A má notícia, amigo, é que estamos em plena "era Dunga", segunda edição. A primeira, como se sabe, veio na ressaca das duas copas perdidas pela bela seleção de Telê (em 82 e em 86) e durou de 1990 a 94. Jogo burocrático, feio e defensivo passou a ser a ordem do dia, futebol bonito era "frescura", coisa do passado. A Copa conquistada em 94 chancelou e coroou a primeira era Dunga. Com a taça na mão, gritando todos os palavrões do mundo, o capitão lavava a alma dos cabeças-de-área do país inteiro e consagrava o tal futebol de resultados. Como se tudo tivesse sido previsto: a genialidade de Romário (convocado de última hora e a contragosto), os pênaltis perdidos na final pelos combalidos Baggio e Baresi.
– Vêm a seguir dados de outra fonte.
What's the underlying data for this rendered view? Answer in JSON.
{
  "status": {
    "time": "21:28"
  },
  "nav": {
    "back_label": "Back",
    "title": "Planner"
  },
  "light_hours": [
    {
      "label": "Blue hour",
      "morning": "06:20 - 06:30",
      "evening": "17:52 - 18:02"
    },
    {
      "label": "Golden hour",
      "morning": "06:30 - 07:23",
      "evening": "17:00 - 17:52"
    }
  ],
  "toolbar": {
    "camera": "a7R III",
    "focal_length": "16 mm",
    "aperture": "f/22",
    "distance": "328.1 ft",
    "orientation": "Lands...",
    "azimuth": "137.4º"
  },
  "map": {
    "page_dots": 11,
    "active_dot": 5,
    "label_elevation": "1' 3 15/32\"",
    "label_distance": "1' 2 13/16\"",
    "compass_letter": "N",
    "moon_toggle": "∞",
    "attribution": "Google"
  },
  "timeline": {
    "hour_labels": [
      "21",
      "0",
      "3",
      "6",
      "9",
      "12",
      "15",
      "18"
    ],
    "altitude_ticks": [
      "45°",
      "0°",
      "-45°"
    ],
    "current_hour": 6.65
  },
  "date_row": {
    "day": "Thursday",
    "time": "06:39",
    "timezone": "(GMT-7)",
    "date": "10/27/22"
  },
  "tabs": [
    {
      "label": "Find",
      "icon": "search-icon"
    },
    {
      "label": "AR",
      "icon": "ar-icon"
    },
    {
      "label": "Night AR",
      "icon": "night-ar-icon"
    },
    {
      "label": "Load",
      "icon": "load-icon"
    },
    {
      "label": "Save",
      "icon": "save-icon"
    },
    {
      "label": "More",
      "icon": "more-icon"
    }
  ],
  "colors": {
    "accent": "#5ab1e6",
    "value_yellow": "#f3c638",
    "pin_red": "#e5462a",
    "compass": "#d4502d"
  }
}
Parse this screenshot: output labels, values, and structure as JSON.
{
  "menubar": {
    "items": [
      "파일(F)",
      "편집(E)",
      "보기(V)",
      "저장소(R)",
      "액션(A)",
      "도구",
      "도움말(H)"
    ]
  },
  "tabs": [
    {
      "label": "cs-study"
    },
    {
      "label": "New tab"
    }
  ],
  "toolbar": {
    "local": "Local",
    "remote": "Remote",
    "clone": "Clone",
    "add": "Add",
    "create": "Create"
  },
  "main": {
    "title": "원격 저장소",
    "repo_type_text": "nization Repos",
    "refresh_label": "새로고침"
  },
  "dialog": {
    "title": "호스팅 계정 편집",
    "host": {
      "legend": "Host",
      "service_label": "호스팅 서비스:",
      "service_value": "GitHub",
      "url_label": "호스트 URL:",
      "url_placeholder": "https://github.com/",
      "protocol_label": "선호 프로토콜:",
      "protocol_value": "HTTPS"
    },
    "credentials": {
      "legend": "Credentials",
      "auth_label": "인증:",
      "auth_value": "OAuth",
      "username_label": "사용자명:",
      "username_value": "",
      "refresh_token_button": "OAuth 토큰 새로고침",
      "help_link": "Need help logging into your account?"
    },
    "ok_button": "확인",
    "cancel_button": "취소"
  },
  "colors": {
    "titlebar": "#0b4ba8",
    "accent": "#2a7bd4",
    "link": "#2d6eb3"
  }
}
Agora, na segunda era Dunga, instaura-se de novo o reinado dos volantes. Robinho é investido da ingrata tarefa que em 94 coube a Romário: salvar a pátria e a cara do treinador. Pode até dar certo. Vencer é o que importa, não é verdade?
Só que então, em vez de impingir mais sessões de 90 minutos de tédio e feiúra aos torcedores que ainda gostam de futebol, por que não combinam com o outro time e fazem o seguinte? Os capitães tiram par ou ímpar no centro do campo, e quem ganhar ganhou. O jogo. Quem ganhar mais vezes é campeão. Os ufanistas ficarão igualmente felizes e poderão desfraldar bandeiras e soltar fogos à vontade. Galvão poderá gritar: Brasil-sil-sil.
Não quero esse pesadelo para mim. Ainda tenho alguma fé no bom senso e na imaginação do homem (não só do Dunga, mas do homem em geral). Confio que uma boa safra de futebolistas, como a nossa atual, não será desperdiçada pela pobreza de espírito e pela teimosia.
Mesmo o elenco desfalcado que está na Venezuela pode ser mais bem aproveitado. Dando nome aos boys: Diego, Anderson e Kléber não devem ficar no banco. Deles pode vir um futebol mais inteligente e criativo do que o que está aí. Colocar cada um deles para jogar meio tempo e depois dizer que fracassaram é sacanagem. Contra eles e contra o futebol brasileiro.